Get a Headache Watching Avatar in 3D?

I saw it in 3D. The visual effect was indeed stunning. I'm not sure if it is heightened awareness associated with Avatar's market presence, but suddenly, headaches are being reported as a common side effect. Understanding how the brain sees and interprets depth may shed some light on why.
First, it helps to know that the brain uses many clues to interpret depth, besides the classic "3D sensation" that these movies evoke. They including things like the familiar size of objects that we know, the relative size of objects seen together, relative speed (motion parallax), color and luminance cues (distant objects have less contrast), accommodative (near focus) cues, and eye alignment clues, among others. The brain takes all visual cues and integrate them into "vision," including the sensation we take for granted as depth.

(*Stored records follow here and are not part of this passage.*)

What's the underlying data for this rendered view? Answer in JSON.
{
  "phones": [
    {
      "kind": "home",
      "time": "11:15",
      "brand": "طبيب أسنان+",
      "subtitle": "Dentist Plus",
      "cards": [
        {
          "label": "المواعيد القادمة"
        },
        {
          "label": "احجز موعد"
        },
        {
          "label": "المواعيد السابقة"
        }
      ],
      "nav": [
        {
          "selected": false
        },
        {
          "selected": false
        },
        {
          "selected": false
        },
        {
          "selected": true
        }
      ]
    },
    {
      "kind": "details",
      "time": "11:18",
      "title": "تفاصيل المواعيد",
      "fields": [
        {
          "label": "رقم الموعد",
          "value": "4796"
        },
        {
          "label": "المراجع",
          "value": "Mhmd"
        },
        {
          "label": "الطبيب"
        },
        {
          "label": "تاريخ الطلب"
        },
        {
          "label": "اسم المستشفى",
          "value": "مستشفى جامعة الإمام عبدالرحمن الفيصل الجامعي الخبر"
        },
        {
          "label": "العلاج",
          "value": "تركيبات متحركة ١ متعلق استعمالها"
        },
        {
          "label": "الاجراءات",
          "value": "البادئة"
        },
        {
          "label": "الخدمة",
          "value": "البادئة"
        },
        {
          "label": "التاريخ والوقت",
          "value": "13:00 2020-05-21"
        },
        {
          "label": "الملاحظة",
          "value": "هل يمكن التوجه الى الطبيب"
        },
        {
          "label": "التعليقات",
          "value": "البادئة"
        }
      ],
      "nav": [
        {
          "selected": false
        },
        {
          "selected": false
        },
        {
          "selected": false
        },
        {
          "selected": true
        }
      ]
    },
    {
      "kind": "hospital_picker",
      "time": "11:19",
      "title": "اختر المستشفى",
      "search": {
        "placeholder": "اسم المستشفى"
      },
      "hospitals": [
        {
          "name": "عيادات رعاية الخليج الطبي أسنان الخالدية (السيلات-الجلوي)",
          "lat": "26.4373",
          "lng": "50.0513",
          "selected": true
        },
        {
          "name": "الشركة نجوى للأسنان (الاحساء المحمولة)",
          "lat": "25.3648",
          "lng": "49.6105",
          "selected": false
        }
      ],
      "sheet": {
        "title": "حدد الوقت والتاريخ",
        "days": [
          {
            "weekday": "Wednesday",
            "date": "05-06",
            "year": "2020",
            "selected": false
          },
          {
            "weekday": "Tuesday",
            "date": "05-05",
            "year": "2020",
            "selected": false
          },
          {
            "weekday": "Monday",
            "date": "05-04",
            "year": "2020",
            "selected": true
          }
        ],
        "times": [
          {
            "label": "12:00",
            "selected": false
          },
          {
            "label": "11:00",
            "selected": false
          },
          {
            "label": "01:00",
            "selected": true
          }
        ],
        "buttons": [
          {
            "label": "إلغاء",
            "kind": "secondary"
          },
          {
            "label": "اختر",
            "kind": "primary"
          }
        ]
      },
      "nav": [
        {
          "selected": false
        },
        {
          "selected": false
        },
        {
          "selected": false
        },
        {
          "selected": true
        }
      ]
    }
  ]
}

The "3D sensation" evoked in the recent spate of 3D movies is based on the phenomenon we call stereopsis. The brain uses distance parallax clues (ie, from which angle does each eye see the object) for this special sensation and is considered the highest form of visual processing, or "binocular vision." The technologies that stimulate your stereopsis typically offer your brain a false sense of parallax, but don't often address the many other clues we use to sense depth. Our natural visual system is overwhelmingly complex. Vision is a sensation that arises from such an impressive array of processing layers, that duplicating it perfectly is currently impossible using artificial means.
If you experienced a headache while watching a 3D movie, it may be due to miscues of your eye-alignment systems. It may also be due to the high rate of switching vision between right and left eye that happens with the new 3D technology, which appears seamless at 140 cycles per second. But as far as we know, watching a 3D movie is perfectly harmless and the headache temporary, if it happens to you. Enjoy the new fascination with 3D entertainment. It really has improved significantly, Toying with your stereopsis creates a real sense of wonder and appreciation for the genius of vision.